If you’re experiencing a lot of NRE, especially if it’s causing you anxiety, this is a clear sign that you need to slow down and proceed with caution. Even though your brain is telling you to rush, your need to show care for both yourself and everyone around you by taking mindful steps. Here are four key things you should do immediately:
Acknowledge that you’re experiencing NRE with your new partner: as incredible as it is to have all these new feelings, it often feels scary to admit them straight away. Talk to your new partner about how excited but anxious you are and discuss how you fit into each other’s lives right now. Rather than blurting out I LOVE YOU, acknowledge that you’re experiencing New Relationship Energy and that you should proceed with care, simply out of kindness for each other. Make an agreement about how often you see and contact each other, to allow you both space to maintain balance in your life. Being able to talk openly and honestly will give your new relationship a strong start in terms of communication.
Talk to your pre-existing partners: if you’re non-monogamous and experiencing NRE, chances are your other partners can tell. Even if you think you’re being good at containing your excitement, they’ll know by your sparkly eyes and addiction to your phone that you have big feelings for this new person. Make the effort to talk to your partners about this as early as you can. Acknowledge that you’re experiencing NRE and reassure them that this new person doesn’t change the way you feel about them. Ask what they need from you to help them feel secure and make some exciting plans together. Once the NRE wears off with your new partner, both of you will appreciate the effort you made to sustain your pre-existing relationships.

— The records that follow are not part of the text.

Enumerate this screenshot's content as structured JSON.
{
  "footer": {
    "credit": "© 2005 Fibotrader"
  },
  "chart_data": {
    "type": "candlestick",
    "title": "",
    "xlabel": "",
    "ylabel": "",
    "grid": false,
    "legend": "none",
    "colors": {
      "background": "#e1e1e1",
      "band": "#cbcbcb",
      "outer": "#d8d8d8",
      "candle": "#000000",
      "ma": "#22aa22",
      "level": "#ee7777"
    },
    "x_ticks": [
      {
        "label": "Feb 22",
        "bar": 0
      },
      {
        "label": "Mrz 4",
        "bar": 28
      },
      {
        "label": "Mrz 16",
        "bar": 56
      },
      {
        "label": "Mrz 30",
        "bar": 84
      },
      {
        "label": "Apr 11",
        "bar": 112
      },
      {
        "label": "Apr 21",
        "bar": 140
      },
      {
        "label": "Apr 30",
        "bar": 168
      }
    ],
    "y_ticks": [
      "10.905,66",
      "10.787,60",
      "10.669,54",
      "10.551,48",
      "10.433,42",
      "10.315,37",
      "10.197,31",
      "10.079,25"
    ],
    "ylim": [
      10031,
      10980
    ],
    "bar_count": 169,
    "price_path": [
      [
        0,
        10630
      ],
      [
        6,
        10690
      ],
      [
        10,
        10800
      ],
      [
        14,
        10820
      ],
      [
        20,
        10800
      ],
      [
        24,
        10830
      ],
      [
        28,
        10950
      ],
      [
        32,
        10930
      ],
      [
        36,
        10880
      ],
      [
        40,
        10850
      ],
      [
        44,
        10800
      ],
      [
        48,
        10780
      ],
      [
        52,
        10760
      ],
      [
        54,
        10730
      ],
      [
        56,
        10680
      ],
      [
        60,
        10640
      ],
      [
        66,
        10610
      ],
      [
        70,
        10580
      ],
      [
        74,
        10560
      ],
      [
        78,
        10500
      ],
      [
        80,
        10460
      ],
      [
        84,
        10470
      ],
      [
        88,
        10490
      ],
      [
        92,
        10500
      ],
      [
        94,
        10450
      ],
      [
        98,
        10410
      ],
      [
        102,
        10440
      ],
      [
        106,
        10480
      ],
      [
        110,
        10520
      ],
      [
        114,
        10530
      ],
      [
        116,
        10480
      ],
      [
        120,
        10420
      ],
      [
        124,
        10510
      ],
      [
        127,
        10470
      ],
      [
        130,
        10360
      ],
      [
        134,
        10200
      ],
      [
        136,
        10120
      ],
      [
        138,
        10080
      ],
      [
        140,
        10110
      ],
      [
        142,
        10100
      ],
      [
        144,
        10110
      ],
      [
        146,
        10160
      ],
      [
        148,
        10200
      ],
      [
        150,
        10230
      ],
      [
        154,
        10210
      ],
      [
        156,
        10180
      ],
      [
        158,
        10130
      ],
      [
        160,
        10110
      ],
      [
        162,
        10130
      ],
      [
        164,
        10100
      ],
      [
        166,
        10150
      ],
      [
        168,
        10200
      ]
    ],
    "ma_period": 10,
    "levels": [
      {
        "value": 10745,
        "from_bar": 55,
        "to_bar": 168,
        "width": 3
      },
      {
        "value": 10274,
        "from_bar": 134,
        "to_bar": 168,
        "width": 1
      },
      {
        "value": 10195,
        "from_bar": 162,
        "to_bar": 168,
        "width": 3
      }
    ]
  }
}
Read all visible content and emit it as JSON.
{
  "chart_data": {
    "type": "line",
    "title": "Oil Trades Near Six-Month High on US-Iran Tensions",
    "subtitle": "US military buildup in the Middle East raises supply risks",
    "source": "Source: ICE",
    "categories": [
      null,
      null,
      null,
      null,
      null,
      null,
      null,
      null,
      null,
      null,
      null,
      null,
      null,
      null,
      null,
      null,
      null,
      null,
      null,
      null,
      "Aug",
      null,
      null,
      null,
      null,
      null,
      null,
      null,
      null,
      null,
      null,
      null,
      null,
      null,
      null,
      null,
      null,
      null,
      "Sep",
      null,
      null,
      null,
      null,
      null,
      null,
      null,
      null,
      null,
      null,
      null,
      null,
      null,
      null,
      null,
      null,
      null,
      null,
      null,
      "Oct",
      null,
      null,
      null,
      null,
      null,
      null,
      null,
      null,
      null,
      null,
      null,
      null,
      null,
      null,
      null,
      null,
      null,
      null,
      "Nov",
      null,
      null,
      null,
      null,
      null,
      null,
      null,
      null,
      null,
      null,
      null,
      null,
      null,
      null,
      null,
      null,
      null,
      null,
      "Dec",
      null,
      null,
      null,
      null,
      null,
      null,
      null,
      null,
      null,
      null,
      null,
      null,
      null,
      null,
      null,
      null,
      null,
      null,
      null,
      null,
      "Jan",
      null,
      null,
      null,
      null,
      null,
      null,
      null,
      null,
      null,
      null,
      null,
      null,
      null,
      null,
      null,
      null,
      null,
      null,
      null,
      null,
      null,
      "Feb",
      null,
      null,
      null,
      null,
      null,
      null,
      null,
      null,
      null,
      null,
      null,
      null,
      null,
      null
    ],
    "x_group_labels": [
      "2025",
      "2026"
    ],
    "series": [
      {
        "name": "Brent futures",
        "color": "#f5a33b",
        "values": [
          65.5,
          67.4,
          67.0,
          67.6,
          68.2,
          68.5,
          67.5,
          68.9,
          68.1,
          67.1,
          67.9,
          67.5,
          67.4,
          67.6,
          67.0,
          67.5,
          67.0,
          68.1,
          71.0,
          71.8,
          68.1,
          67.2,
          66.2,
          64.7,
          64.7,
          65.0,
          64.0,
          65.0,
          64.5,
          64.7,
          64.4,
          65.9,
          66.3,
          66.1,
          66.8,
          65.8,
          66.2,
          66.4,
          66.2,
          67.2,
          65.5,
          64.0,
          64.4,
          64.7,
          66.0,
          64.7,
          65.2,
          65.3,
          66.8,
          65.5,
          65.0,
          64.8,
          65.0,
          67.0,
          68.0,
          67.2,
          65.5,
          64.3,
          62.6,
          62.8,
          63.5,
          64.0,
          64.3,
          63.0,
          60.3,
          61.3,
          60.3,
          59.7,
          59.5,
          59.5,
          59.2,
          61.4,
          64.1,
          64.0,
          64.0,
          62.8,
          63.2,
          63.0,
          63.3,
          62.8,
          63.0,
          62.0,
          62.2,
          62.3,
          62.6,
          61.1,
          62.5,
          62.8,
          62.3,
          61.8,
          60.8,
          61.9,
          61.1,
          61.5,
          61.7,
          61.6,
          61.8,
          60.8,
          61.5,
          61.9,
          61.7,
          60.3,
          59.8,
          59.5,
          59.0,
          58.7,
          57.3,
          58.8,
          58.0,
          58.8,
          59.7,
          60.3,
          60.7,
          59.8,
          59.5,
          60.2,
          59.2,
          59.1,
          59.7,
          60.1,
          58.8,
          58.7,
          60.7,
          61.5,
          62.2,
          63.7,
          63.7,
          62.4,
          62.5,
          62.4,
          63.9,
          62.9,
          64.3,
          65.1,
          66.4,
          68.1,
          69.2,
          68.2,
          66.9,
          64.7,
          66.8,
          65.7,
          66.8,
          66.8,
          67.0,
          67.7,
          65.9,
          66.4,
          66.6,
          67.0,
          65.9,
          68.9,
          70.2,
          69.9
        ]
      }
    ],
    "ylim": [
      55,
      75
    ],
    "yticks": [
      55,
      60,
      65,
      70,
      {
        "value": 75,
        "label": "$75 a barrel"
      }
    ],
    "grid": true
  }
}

Make fun plans with your friends: NRE will often make you feel like you need to involve your exciting new love in ALL your plans because you get a mega dopamine kick from spending time with them. Give your brain a break and line-up some plans with your friends to remind yourself that you normally have fun with other people. Limit the amount of time you spend talking about your new love to your friends and turn off your phone, so you don’t spend this time messaging them. Be present, enjoy yourself and invest in your friendships.
Make time for yourself: now, more than ever, you need to focus on yourself. Go for long walks, meditate, do yoga – whatever helps you maintain balance and perspective. Keeping calm and centred is important so you can identify any warning signs and make decisions that are in your best interest. Hold space for yourself. Breathe. It’s an exciting and unnerving time and one day this energy will pass.